A year ago I drove in a drunk, retired business guy. He'd been a big shot. Hadn't had drink in 20 years   Then he retired and sat on the couch. After a while he figured the couch by itself wasn't much consolation. He started drinking for something to do.

He was a mess and I brought him in and they sobered him up and I drove him home and it was all smiles. A year later, there I was again. This time he smelled really bad and his wife had dropped the brave and dutiful face.

He was kind of incoherent and after a while I asked him when he'd last eaten something. He didn't remember. I stopped in a rest area and ran and got cookies and orange juice.  When I got back he was lying in the parking lot. I'm a big guy and he is 5 inches taller and 50 pounds heavier than me. I got him to his feet and carried him to the car. He drank the juice and ate some cookies. After a while he perked up a little so I didn't call an ambulance. He ended up leaning on two of us but we got him into the office.

A couple of days later he said he didn't feel good and he wanted to go home. They talked him out of that but it looks like he plans to die, alone and drunk. Sometime soon.

Speaking of dying. I drove up the coast to my favorite town. When I was 10 miles away, I stopped to get coffee. I called the client and said I'd be there soon. She said she had a quart of rum in front of her and she'd had a few beers. I told her to hold on and I'd be there in ten minutes.
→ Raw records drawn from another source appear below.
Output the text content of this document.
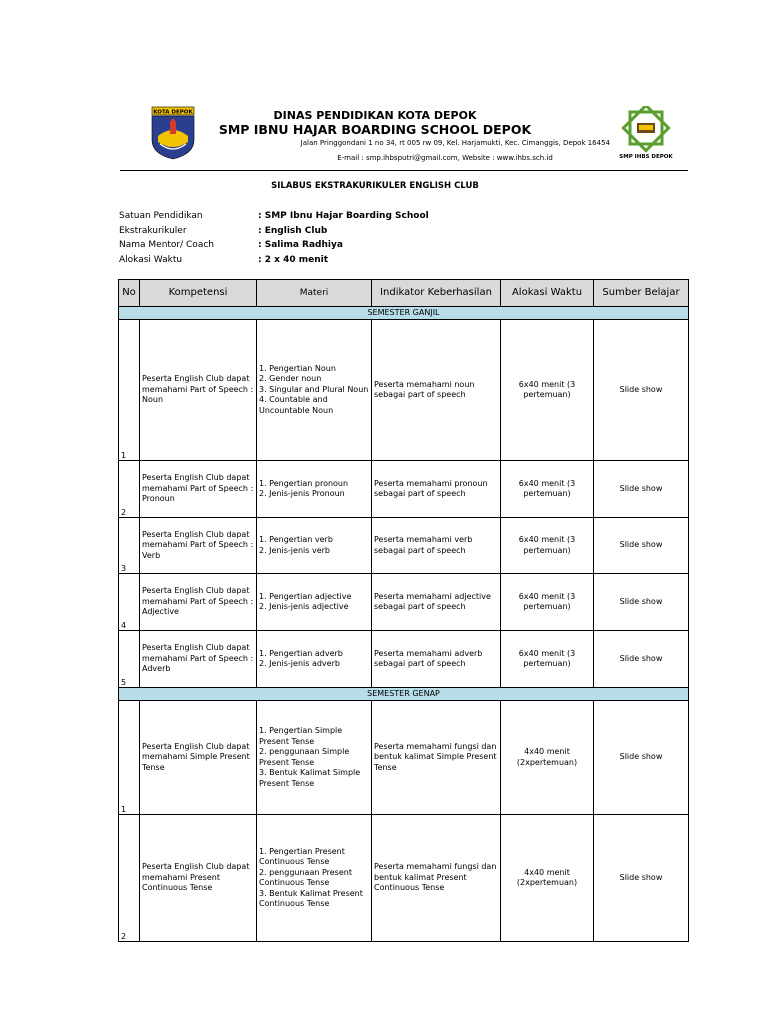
KOTA DEPOK
SMP IHBS DEPOK
DINAS PENDIDIKAN KOTA DEPOK
SMP IBNU HAJAR BOARDING SCHOOL DEPOK
Jalan Pringgondani 1 no 34, rt 005 rw 09, Kel. Harjamukti, Kec. Cimanggis, Depok 16454
E-mail : smp.ihbsputri@gmail.com, Website : www.ihbs.sch.id
SILABUS EKSTRAKURIKULER ENGLISH CLUB
Satuan Pendidikan	: SMP Ibnu Hajar Boarding School
Ekstrakurikuler	: English Club
Nama Mentor/ Coach	: Salima Radhiya
Alokasi Waktu	: 2 x 40 menit
No	Kompetensi	Materi	Indikator Keberhasilan	Alokasi Waktu	Sumber Belajar
SEMESTER GANJIL					
1	Peserta English Club dapat memahami Part of Speech : Noun	1. Pengertian Noun
2. Gender noun
3. Singular and Plural Noun
4. Countable and Uncountable Noun	Peserta memahami noun sebagai part of speech	6x40 menit (3 pertemuan)	Slide show
2	Peserta English Club dapat memahami Part of Speech : Pronoun	1. Pengertian pronoun
2. Jenis-jenis Pronoun	Peserta memahami pronoun sebagai part of speech	6x40 menit (3 pertemuan)	Slide show
3	Peserta English Club dapat memahami Part of Speech : Verb	1. Pengertian verb
2. Jenis-jenis verb	Peserta memahami verb sebagai part of speech	6x40 menit (3 pertemuan)	Slide show
4	Peserta English Club dapat memahami Part of Speech : Adjective	1. Pengertian adjective
2. Jenis-jenis adjective	Peserta memahami adjective sebagai part of speech	6x40 menit (3 pertemuan)	Slide show
5	Peserta English Club dapat memahami Part of Speech : Adverb	1. Pengertian adverb
2. Jenis-jenis adverb	Peserta memahami adverb sebagai part of speech	6x40 menit (3 pertemuan)	Slide show
SEMESTER GENAP					
1	Peserta English Club dapat memahami Simple Present Tense	1. Pengertian Simple Present Tense
2. penggunaan Simple Present Tense
3. Bentuk Kalimat Simple Present Tense	Peserta memahami fungsi dan bentuk kalimat Simple Present Tense	4x40 menit (2xpertemuan)	Slide show
2	Peserta English Club dapat memahami Present Continuous Tense	1. Pengertian Present Continuous Tense
2. penggunaan Present Continuous Tense
3. Bentuk Kalimat Present Continuous Tense	Peserta memahami fungsi dan bentuk kalimat Present Continuous Tense	4x40 menit (2xpertemuan)	Slide show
Ten minutes later, I walked into her apartment. The bottle of rum was almost empty. She hadn't packed. At first she was walking and talking just fine. I tried to help her pack but pretty quickly she got to where she couldn't stand up. Then she couldn't sit up. Then she almost fell through a glass topped table so I let her stay on the floor and called an ambulance. When the ambulance arrived it turned out the cops and EMT's all knew her. One cop told me he'd had 4 or 5 calls on her in the past month. I found her keys, poured out all the liquor locked up her apartment and gave the keys to one of the EMT's.

I drove home alone. We never heard back from her. I kind of figure she's dead.
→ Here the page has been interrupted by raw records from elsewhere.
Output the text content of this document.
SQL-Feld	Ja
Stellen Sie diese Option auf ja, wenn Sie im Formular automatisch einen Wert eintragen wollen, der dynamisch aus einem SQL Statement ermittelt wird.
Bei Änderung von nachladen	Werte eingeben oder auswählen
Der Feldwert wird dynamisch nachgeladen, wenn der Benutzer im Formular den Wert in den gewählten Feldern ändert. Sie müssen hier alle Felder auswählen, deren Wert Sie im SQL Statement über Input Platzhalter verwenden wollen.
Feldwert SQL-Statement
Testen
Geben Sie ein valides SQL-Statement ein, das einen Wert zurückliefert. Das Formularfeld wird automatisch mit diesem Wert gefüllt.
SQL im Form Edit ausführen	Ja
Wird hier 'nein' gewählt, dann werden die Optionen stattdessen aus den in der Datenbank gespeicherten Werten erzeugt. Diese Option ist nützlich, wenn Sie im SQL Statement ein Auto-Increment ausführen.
I picked up another returnee at a hospital way up in the mountains. I picked him up and took him home before. The hospital had him so tranked up he didn't recognize his own name. Later he told me that the last time I dropped him off he was drinking as I pulled out of his driveway. This time he told me it was going to be all different. Christ, I hope so.

There've been others. Lonely people in their 50's and 60's who just couldn't bring themselves to commit old fashioned suicide.
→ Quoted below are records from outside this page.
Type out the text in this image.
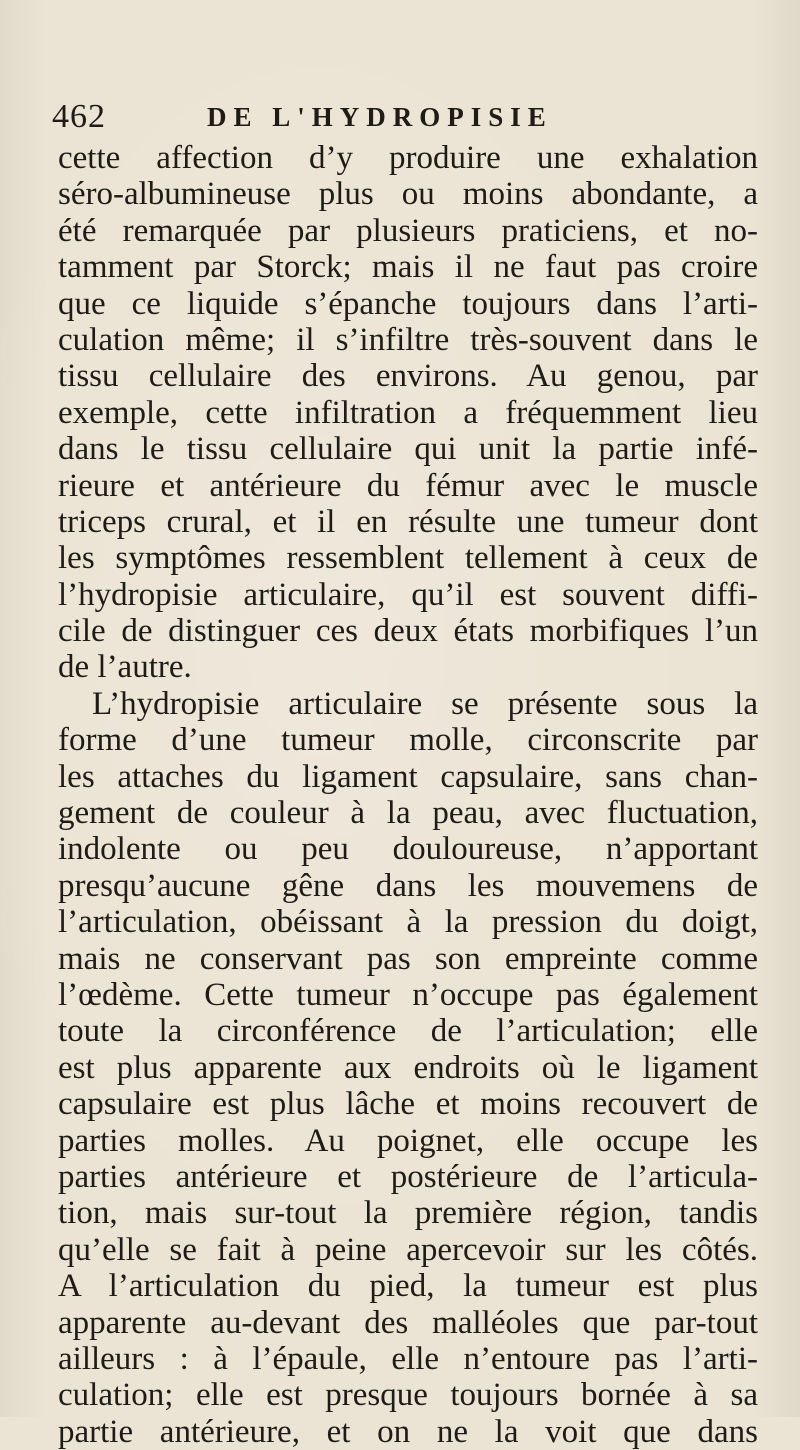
462	DE L'HYDROPISIE
cette affection d’y produire une exhalation
séro-albumineuse plus ou moins abondante, a
été remarquée par plusieurs praticiens, et no-
tamment par Storck; mais il ne faut pas croire
que ce liquide s’épanche toujours dans l’arti-
culation même; il s’infiltre très-souvent dans le
tissu cellulaire des environs. Au genou, par
exemple, cette infiltration a fréquemment lieu
dans le tissu cellulaire qui unit la partie infé-
rieure et antérieure du fémur avec le muscle
triceps crural, et il en résulte une tumeur dont
les symptômes ressemblent tellement à ceux de
l’hydropisie articulaire, qu’il est souvent diffi-
cile de distinguer ces deux états morbifiques l’un
de l’autre.
L’hydropisie articulaire se présente sous la
forme d’une tumeur molle, circonscrite par
les attaches du ligament capsulaire, sans chan-
gement de couleur à la peau, avec fluctuation,
indolente ou peu douloureuse, n’apportant
presqu’aucune gêne dans les mouvemens de
l’articulation, obéissant à la pression du doigt,
mais ne conservant pas son empreinte comme
l’œdème. Cette tumeur n’occupe pas également
toute la circonférence de l’articulation; elle
est plus apparente aux endroits où le ligament
capsulaire est plus lâche et moins recouvert de
parties molles. Au poignet, elle occupe les
parties antérieure et postérieure de l’articula-
tion, mais sur-tout la première région, tandis
qu’elle se fait à peine apercevoir sur les côtés.
A l’articulation du pied, la tumeur est plus
apparente au-devant des malléoles que par-tout
ailleurs : à l’épaule, elle n’entoure pas l’arti-
culation; elle est presque toujours bornée à sa
partie antérieure, et on ne la voit que dans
You know, I'm 60. I'm tired. Sitting alone on that couch seems like a good idea. I don't want to drink but sometimes it's hard, letting go of my youth. I spend a lot of time grieving my youth. I don't want it back but it's sad to see it go. The future used to go on forever and the possibilities were limitless.

I'm writing on a bad day. Tomorrow will probably be different. Sometimes this job is the best thing that's ever happened to me. Other days I wish I could quit. I figure I'll give it another year.